Mots-clés : nouveaux réalismes, documentalité, émergence, mycologie, esthétique

Abstract
In this paper, Pauline Nadrigny address an incongruous motif in Maurizio Ferraris’ work:   mushrooms. For the Italian philosopher, mushrooms are not just metaphors for emergence, but exemplary realities of what this concept suggests about reality: we can neither predict their location, nor fully guard against their dangerousness, nor suspect the gigantic network that interconnects them. This slightly preposterous recurrence helps us to better understand the main ideas of Ferraris’ new realism. But it also provides an opportunity to consider its limits: in contrast to emergentism, documentality and its iterations, mushrooms oppose a slow process of decomposition. Through the evocation of John Cage and the art of Haïku, this motif also provides an opportunity to reflect on the ethical implications of Maurizio Ferraris’ realism.

Keywords: new realism, documentality, emergence, mycology, aesthetics


Les philosophes ne sortent pas de terre comme des champignons ; ils sont les fruits de leur temps, de leur peuple, dont la sève la plus subtile, la plus précieuse et la plus secrète circule dans les idées philosophiques. Le même esprit qui construit les systèmes philosophiques dans les cerveaux des philosophes construit les chemins de fer avec les bras des ouvriers. [1]

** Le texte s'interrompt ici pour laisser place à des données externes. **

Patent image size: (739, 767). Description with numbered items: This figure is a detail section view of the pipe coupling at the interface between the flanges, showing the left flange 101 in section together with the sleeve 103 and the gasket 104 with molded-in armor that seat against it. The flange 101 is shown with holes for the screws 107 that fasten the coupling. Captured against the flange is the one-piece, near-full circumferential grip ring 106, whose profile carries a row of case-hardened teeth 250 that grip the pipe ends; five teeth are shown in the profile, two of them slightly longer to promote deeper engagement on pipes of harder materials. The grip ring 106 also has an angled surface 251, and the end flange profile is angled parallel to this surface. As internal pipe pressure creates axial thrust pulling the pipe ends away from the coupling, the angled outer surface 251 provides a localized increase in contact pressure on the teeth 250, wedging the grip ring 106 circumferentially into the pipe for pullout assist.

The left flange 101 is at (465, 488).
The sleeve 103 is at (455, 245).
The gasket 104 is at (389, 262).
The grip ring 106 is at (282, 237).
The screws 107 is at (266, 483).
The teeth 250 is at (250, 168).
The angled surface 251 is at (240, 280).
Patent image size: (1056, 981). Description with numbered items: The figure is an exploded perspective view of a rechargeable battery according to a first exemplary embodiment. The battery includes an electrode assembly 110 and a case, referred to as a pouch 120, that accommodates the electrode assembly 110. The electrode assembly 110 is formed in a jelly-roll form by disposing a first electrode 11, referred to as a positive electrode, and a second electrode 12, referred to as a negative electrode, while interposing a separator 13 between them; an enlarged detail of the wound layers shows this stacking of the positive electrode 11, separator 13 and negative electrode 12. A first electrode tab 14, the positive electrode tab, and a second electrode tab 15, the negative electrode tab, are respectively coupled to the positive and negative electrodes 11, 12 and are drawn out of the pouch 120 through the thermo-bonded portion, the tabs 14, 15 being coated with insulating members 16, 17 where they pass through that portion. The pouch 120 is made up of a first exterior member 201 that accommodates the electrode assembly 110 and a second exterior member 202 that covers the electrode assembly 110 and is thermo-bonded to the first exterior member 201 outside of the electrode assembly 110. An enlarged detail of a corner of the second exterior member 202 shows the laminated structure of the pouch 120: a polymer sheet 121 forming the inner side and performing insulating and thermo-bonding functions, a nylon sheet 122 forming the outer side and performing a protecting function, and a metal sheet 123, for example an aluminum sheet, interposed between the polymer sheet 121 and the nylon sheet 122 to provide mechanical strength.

La conscience, le savoir, les valeurs et les philosophes transcendantaux sont des morceaux de réalité, au même titre que l’électricité, la photosynthèse et la digestion, et ils émergent de la réalité à la façon dont poussent les champignons. Le monde entier, c’est-à-dire la totalité des individus, est le résultat d’une émergence qui ne dépend pas de la pensée ni des schèmes conceptuels, bien que ces derniers puissent bien entendu le connaître. [2]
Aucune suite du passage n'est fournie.